To lay aside his material advantages on occasion and let his own innermost human aspects shine forth more clearly is an excusable caprice in
the eminent man. That is why princes traveling incognito and the adventures resulting from it somehow always have a pleasant effect. Gods appear disguised and can count every kindness they receive double, and are in a position to take every unpleasantness lightly or go out of its way. That Jupiter with Philemon and Baucis, or Henry IV among his peasants after the hunt, enjoyed being incognito is as natural as it is pleasing.
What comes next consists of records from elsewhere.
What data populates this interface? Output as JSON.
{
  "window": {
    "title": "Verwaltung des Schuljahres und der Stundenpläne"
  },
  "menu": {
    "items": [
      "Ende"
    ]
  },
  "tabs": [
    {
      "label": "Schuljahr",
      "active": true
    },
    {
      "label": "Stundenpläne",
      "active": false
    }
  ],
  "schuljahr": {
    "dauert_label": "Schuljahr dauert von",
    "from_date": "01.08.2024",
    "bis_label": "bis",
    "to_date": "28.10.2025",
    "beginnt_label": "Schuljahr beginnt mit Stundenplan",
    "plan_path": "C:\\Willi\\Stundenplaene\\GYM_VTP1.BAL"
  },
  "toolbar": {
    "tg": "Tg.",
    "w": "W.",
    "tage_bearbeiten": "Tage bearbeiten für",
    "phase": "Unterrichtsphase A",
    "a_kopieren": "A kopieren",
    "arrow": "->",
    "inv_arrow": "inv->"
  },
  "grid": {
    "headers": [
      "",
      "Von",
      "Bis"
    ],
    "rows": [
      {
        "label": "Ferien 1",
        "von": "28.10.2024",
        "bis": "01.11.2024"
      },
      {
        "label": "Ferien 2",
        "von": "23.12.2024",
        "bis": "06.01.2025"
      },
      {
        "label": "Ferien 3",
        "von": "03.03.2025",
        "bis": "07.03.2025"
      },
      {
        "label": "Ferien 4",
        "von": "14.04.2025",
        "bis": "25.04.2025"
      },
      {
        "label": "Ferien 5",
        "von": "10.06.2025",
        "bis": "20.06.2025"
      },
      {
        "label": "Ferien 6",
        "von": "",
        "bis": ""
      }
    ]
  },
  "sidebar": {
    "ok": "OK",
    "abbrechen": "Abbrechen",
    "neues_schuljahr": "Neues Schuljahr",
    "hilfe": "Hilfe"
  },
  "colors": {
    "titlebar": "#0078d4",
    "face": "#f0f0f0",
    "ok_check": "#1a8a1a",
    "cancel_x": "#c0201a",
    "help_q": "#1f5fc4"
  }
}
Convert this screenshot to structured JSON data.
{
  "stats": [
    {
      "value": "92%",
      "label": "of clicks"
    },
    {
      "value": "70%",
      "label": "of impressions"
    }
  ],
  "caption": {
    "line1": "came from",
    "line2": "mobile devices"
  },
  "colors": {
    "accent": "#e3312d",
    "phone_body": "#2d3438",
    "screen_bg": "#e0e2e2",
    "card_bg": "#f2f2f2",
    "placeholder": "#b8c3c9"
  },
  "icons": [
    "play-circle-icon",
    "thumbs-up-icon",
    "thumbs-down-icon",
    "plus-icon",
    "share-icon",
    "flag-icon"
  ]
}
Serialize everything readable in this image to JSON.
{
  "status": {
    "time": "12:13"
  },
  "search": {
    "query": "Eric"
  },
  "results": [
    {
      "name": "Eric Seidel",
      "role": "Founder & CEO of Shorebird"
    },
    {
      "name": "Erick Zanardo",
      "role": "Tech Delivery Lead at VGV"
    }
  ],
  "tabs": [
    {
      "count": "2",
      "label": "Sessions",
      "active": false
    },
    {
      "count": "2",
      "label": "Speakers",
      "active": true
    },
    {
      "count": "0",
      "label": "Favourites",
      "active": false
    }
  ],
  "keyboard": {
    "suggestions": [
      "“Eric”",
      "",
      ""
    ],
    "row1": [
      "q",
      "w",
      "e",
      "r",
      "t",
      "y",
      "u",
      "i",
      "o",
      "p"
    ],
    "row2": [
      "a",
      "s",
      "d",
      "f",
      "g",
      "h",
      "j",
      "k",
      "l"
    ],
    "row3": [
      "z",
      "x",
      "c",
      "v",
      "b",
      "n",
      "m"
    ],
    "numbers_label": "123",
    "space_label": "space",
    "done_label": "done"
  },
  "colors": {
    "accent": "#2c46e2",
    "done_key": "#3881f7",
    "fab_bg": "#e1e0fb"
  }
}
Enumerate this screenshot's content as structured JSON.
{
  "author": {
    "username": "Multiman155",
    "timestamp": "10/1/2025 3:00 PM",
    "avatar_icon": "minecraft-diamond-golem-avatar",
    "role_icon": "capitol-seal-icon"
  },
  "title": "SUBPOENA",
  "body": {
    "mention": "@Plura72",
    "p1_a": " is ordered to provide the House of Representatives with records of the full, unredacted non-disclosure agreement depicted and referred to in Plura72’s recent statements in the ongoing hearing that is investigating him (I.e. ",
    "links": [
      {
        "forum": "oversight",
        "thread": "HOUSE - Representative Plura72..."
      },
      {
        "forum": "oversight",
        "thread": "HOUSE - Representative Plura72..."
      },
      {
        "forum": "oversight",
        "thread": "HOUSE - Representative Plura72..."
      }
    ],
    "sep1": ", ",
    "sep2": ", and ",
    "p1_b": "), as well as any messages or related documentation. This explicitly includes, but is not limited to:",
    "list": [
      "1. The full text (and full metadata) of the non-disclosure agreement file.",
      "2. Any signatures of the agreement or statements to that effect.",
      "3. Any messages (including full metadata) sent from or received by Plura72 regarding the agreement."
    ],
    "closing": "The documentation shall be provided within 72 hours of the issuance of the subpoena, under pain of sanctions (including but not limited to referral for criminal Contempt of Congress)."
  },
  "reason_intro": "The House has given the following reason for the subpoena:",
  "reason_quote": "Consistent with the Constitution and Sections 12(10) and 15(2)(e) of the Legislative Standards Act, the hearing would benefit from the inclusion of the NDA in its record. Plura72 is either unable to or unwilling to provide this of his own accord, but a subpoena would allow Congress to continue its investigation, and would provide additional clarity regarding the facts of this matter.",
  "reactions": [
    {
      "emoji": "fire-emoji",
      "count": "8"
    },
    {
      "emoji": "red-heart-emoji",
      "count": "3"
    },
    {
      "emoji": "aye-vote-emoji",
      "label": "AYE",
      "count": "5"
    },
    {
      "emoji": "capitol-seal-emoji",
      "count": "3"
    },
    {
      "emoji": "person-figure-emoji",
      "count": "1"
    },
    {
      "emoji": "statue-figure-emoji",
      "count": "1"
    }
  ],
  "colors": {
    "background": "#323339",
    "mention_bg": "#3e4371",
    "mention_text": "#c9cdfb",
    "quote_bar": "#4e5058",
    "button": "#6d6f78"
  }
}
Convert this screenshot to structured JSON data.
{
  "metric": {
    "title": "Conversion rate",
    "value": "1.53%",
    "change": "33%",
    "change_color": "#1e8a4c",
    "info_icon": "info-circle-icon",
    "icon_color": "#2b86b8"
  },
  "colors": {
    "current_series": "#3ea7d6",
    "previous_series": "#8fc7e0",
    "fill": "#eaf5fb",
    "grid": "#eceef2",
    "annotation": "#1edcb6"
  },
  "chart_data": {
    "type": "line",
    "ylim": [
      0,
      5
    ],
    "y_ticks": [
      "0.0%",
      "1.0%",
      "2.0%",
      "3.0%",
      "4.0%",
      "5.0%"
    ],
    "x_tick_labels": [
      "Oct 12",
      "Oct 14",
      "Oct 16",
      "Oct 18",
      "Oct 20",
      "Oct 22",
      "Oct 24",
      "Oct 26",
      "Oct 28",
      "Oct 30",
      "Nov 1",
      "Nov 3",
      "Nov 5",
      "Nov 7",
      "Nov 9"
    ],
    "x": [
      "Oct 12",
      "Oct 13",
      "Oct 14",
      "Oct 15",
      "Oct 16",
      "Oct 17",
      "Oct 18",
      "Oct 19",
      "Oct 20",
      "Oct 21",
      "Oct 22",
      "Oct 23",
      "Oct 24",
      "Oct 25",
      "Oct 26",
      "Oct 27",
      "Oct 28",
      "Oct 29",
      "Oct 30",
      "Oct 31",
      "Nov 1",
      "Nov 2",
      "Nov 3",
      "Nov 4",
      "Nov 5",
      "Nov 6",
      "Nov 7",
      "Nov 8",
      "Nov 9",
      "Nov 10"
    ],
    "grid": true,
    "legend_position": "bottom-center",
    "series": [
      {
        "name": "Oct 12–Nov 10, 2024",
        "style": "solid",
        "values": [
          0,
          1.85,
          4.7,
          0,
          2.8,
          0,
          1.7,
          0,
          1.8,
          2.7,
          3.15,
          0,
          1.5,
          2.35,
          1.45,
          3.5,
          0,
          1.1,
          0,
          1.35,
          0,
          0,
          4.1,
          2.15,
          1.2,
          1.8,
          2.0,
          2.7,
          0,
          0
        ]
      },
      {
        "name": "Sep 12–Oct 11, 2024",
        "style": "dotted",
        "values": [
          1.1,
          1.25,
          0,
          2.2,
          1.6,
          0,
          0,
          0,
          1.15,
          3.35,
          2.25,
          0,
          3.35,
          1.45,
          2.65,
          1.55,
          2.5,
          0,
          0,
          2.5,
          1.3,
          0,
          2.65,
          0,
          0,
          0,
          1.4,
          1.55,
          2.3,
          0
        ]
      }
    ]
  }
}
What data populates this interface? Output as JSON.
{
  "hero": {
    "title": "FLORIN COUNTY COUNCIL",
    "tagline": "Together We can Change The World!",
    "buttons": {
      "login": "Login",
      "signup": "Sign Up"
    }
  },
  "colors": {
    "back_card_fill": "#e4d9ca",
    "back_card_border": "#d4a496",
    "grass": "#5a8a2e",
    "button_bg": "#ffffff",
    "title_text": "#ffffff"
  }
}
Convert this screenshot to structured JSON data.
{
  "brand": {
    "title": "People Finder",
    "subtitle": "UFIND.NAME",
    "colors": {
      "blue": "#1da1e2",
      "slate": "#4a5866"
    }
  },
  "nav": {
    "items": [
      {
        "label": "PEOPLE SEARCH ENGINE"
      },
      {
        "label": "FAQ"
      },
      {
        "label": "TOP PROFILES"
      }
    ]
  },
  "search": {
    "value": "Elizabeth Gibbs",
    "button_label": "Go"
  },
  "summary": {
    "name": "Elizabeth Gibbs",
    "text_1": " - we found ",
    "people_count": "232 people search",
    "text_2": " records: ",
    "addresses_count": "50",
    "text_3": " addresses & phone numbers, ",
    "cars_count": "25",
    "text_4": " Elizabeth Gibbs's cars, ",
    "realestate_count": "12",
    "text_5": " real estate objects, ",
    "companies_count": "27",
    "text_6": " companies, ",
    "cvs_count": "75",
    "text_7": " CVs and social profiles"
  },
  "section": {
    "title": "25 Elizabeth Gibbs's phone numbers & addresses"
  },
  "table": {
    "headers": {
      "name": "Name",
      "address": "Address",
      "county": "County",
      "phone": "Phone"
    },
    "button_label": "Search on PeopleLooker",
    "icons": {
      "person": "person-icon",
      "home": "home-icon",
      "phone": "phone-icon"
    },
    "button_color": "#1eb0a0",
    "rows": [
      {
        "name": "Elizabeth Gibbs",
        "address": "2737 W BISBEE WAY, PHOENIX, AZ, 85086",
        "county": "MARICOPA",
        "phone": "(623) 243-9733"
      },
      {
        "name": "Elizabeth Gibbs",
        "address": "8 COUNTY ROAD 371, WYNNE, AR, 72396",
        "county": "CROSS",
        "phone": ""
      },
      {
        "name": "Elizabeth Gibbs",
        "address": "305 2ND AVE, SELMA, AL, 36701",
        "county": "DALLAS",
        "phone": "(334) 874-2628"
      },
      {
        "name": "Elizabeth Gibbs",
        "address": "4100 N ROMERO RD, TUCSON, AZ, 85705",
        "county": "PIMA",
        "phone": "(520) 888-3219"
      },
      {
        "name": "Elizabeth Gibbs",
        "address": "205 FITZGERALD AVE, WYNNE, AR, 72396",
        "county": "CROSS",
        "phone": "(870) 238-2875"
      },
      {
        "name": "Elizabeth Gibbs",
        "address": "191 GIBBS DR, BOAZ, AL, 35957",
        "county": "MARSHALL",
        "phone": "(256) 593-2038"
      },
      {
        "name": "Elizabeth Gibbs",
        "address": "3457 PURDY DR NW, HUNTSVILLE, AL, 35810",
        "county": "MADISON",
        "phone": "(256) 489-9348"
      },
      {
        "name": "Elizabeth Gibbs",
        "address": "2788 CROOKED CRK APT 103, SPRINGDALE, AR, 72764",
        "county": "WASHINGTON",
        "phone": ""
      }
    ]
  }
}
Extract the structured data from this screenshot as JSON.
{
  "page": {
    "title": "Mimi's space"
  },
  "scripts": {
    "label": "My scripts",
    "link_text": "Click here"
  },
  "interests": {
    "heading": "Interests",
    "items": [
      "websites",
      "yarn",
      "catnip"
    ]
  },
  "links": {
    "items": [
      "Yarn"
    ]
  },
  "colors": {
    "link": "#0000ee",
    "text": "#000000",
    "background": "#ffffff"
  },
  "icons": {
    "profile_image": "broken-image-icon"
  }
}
But that a young man of no importance or fame should hit upon the idea to get some fun out of traveling disguised, might seem unpardonable arrogance to some people. However, our interest here is not in applauding or criticizing this viewpoint and these actions but rather in determining how much they reveal and what the results are, so let us, this time at least and for our entertainment, forgive the young man his presumption, all the more since I must add that the urge to disguise myself had been alive in me ever since I could remember and was even stimulated by my very serious father.
With some of my own old things and a few borrowed items, and by the way I combed my hair, I did not exactly disfigure myself—still, I was so marvelously put together that my friend couldn’t restrain his laughter as we rode along, especially since I could imitate perfectly the position and behavior of persons who, when they are on horseback, are referred to as “bookworm” riders. The beautiful highway, the glorious weather, and the proximity of the Rhine put us in the best of moods. We stopped for a few moments in Drusenheim—Weyland to spruce up, I to find my way back into my characterization, which I was very much afraid of losing. The region there has all the characteristics of Alsace—it is wide open and flat. We rode across fields on a pretty little footpath and soon reached Sesenheim, where we left our horses at the inn and walked in a leisurely fashion to the parsonage.